The extent to which Taiwan’s many efforts will assuage anxieties about doing business there is unclear: according to a January 2019 survey by the American Chamber in Taipei, only 45.8 percent of polled members stated that they were very or somewhat confident about Taiwan’s economic outlook in 2019, down nearly ten percentage points from 2018. The longer US-China trade tensions persist, the more likely such concerns will calcify.


It is too early to render definitive judgments on the question that motivates this paper. Given the duration and complexity of contemporary economic relations between the United States and China, any recalibration thereof could take years, if not decades, to resolve itself, with global reverberations. It would be a fool’s errand to try and predict the form that an economic “new normal” between the two giants might take; candidly, it would be risky to presume with any confidence what even the coming months might entail. If Washington and Beijing reach a trade détente in the short term, for example—say, before America’s next presidential elections, in November 2020—Taipei might be able to avoid incurring the costs of long-term supply-chain restructuring, thereby rendering moot much of this paper’s speculation. Or, if the next global recession that occurs is “made in China,” Taiwan may be able to make more headway in disentangling its economy from that of the mainland and persuading prominent global companies to accept the short- to medium-run costs of leaving China.

Despite the aforementioned uncertainties, Taiwan would be remiss to indulge in schadenfreude over China’s competitive woes; given its extant economic dependence on the mainland, its economic fortunes are likely to mirror those of the latter. S&P credit analyst Raymond Hsu explained in a recent report that “[a] slowdown in China’s economic engine could affect almost all of Taiwan’s top corporates, given their trade reliance on China and the importance of global demand for the products they manufacture in and export from China.”

This paper suggests at least three core questions to keep in mind as the economic relationship between Washington and Beijing evolves. First, how quickly will Taiwan be able to diversify away from China as an export destination? Second, how quickly will Taiwan be able to boost its domestic competitiveness? Third, how competitive will Taiwan prove relative to other emerging manufacturing hotspots, such as Vietnam? Whatever the answers to these questions may be, there is little dispute that adjusting to US-China trade tensions will be as imperative as it is vexing for the dynamic island caught in the middle.

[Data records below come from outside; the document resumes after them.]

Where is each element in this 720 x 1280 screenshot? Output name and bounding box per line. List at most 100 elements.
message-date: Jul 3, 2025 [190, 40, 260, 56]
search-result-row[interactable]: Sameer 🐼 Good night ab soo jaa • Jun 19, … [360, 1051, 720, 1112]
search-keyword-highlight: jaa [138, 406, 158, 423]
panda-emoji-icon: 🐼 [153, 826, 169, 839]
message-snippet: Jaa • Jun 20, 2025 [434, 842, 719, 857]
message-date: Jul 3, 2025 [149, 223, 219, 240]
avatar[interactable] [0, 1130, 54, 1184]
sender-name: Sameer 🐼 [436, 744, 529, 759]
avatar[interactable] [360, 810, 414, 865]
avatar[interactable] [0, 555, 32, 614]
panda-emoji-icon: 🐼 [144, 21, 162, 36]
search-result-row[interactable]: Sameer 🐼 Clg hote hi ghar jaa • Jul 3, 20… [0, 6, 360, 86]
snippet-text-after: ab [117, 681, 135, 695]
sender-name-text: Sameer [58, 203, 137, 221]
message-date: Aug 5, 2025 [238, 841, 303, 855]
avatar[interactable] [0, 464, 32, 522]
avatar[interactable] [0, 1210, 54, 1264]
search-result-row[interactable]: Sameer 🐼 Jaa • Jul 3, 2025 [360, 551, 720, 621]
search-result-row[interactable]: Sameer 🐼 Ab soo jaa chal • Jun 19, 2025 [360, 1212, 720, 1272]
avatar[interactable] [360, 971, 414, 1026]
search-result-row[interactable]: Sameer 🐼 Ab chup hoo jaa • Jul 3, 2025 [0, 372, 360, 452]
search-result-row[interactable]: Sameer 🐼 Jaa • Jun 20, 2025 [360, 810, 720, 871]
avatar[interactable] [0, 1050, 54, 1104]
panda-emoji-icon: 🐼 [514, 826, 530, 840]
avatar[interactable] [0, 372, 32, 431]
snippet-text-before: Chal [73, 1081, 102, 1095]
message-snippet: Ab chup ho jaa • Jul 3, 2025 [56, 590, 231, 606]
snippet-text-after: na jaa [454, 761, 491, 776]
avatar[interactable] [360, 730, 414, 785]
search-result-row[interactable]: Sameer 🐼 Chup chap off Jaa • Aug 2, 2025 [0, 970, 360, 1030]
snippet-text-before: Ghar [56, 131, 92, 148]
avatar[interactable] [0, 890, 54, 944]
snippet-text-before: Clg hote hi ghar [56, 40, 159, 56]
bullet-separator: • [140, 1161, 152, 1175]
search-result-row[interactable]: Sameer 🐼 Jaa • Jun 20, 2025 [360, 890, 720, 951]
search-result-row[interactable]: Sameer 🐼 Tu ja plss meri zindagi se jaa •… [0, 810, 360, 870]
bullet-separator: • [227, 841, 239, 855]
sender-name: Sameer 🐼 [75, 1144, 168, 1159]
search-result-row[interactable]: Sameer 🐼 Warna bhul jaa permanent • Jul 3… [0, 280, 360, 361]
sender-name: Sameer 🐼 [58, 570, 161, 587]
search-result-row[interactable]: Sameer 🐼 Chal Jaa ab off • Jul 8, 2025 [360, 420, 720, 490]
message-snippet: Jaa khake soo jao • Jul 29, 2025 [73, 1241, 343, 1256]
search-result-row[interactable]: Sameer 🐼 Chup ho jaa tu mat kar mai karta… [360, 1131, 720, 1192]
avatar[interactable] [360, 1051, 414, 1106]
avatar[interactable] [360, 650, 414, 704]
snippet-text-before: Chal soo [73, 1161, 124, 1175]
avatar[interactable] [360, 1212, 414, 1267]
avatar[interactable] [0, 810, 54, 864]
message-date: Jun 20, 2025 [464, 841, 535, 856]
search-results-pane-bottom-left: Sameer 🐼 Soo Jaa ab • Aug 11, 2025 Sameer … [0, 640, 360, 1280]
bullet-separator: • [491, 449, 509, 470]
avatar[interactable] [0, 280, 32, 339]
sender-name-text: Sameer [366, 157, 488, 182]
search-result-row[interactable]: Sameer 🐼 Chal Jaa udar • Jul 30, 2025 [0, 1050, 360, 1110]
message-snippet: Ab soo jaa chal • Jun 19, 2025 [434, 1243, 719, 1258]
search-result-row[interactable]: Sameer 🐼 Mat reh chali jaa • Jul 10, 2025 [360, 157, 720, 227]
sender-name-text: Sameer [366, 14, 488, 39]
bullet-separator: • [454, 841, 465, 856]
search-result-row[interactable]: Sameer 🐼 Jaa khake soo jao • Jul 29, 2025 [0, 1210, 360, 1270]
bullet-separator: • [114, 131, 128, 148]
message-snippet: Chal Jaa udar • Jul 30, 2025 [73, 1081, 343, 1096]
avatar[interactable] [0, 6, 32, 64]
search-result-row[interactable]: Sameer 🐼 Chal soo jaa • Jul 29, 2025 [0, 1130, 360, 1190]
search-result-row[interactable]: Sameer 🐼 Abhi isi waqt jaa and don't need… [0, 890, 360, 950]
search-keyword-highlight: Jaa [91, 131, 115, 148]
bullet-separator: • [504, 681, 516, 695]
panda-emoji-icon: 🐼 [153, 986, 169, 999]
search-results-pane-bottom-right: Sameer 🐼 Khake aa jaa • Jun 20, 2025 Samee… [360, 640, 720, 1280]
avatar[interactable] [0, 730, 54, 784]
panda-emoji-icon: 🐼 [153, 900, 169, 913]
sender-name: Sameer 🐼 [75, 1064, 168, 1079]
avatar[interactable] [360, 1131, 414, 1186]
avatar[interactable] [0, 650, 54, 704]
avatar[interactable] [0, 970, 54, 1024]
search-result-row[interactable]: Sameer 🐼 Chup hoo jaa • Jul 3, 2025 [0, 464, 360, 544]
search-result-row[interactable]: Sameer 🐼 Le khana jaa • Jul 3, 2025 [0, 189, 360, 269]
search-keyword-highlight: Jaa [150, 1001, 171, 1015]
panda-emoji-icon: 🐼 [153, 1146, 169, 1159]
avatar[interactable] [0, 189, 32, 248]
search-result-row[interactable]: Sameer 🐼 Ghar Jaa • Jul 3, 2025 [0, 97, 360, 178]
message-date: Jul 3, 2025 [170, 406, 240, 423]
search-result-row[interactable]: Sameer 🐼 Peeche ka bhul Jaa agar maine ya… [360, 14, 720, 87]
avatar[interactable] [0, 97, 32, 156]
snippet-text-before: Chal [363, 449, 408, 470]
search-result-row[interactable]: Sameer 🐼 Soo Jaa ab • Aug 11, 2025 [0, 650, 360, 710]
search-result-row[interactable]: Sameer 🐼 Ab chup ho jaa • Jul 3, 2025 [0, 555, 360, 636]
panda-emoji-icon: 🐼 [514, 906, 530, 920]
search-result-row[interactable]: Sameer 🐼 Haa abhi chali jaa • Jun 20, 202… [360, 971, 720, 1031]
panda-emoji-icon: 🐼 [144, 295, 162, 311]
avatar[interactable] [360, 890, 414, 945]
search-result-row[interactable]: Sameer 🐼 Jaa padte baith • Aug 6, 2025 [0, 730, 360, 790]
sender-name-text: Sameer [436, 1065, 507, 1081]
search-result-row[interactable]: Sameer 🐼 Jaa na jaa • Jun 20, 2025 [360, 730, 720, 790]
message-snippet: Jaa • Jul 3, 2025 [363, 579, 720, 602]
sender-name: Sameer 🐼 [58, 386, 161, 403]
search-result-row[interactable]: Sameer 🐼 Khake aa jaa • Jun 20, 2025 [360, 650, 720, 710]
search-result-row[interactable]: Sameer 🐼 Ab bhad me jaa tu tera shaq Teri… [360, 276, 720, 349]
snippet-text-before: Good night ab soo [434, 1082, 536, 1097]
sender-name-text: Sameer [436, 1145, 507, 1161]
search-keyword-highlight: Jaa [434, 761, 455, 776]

The main point: The ongoing trade conflict between the United States and the PRC has presented Taiwan with a number of valuable opportunities to disentangle its economy from that of China. However, Taiwan’s countless economic ties with China could make this process difficult or even impossible. While the long-term impacts of the US-China trade conflict for the Taiwanese economy remain unclear, it is evident that the clash will have significant consequences for the future of the island.

[1] This information comes from a meeting with a government official that took place during CSIS’s 2019 Taiwan-US Policy Program.